A recent report by the industry analyst predicts that Asia-Pacific will outpace all other regions as it increases in value to US$19.2bn by 2020, representing an 8.3% compound growth rate.
"Japan is one of the biggest consumers of probiotics, and this consumption is increasing at a significant rate,” said analyst Aneesh Kumar.
Already an established market for probiotics—the Yakult probiotic milk drink was established in Tokyo in 1935—Japan has often found new benefits from the bacteria.
Last month, for example, a probiotic containing Lactobacillus casei Shirota given to Japanese medical students in the run-up to nationwide exams was found to reduce stress.
While Japan continues to drive consumption, BCC predicts that growing awareness of probiotics in China and India will further cement regional growth in the probiotics market, which in Asia-Pacific was worth just US$12bn in 2014. In China, the infant formula segment in particular has been witnessing a rapid increase in popularity.
Globally, the probiotics market has evolved alongside developments in the food and beverage, dietary supplements and animal feed industries.
With rising health concerns driving the market in both humans and animals, continuous advancements in the field and significant reductions in production costs have also been spurring consumption.
Moreover, growing demand in the food and beverage industry has attracted start-ups and small companies to enter the industry.
The food and beverage segment, which held about 73% of the global market in 2015, is expected to retain its dominance to 2020, providing an anticipated US$36.5bn of global probiotics sales by that year.

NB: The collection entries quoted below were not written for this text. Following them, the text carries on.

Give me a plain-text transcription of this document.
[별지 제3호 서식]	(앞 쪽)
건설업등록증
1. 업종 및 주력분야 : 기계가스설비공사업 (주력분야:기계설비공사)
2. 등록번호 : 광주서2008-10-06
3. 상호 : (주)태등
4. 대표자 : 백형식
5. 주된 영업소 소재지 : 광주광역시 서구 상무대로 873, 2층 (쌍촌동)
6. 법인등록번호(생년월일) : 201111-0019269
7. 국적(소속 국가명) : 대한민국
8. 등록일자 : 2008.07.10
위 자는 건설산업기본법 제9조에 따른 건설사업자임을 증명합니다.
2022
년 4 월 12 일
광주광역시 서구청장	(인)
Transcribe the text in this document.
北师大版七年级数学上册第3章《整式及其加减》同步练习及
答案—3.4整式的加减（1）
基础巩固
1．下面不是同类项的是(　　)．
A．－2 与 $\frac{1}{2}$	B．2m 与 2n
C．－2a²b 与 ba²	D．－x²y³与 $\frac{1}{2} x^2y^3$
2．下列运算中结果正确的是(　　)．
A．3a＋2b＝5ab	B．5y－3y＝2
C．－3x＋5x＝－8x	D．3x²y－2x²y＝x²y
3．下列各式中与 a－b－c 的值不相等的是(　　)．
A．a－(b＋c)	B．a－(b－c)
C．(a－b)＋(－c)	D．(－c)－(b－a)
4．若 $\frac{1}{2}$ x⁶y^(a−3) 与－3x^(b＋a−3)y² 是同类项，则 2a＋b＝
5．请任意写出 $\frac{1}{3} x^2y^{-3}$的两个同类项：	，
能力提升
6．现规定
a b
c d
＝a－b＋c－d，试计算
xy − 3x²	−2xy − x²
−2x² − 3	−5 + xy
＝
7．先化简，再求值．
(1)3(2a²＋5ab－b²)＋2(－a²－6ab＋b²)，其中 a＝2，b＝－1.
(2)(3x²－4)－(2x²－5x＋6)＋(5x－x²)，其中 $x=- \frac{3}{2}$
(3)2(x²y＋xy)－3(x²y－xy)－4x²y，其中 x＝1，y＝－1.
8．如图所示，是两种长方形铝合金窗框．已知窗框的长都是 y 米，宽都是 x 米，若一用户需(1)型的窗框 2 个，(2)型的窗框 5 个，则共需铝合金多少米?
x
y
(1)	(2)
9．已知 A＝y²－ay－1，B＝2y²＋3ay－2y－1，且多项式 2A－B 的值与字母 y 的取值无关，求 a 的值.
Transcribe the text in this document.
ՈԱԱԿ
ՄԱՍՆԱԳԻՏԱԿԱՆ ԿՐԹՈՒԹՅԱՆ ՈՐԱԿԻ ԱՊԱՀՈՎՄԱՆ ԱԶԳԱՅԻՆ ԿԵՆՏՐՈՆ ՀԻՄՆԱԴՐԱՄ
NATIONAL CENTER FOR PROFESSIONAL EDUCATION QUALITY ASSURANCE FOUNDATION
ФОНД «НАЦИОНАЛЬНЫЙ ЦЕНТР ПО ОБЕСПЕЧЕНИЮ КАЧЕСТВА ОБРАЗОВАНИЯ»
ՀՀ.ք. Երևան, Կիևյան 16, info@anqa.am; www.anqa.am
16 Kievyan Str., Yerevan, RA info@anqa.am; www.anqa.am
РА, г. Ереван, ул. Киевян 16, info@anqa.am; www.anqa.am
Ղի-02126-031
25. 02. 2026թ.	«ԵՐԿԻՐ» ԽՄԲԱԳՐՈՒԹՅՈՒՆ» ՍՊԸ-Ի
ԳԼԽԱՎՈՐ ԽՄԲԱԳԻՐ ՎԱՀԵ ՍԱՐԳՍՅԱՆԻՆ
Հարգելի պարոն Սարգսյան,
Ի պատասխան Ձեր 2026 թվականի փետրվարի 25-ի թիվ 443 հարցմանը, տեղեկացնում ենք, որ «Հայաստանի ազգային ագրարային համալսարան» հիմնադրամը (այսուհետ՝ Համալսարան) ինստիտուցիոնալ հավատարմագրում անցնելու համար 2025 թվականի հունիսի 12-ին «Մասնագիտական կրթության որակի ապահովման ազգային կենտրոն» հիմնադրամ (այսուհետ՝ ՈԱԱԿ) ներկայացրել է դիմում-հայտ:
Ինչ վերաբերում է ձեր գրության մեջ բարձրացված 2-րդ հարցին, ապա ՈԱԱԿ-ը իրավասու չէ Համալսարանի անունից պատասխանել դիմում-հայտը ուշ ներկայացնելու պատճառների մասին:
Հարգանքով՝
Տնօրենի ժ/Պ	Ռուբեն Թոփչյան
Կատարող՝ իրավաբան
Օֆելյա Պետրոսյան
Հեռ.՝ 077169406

Meanwhile, the global market for probiotics as dietary supplements, used to prevent diarrhoea, constipation and various other conditions, should reach a value of US$8.8bn in 2020, according to BCC figures.
And probiotics used as animal feed should contribute nearly US$4.7bn to the overall market in 2020, their popularity being driven by the livestock industry’s increasing awareness of their ability to boost animals’ immunity and improve health conditions, BCC predicts.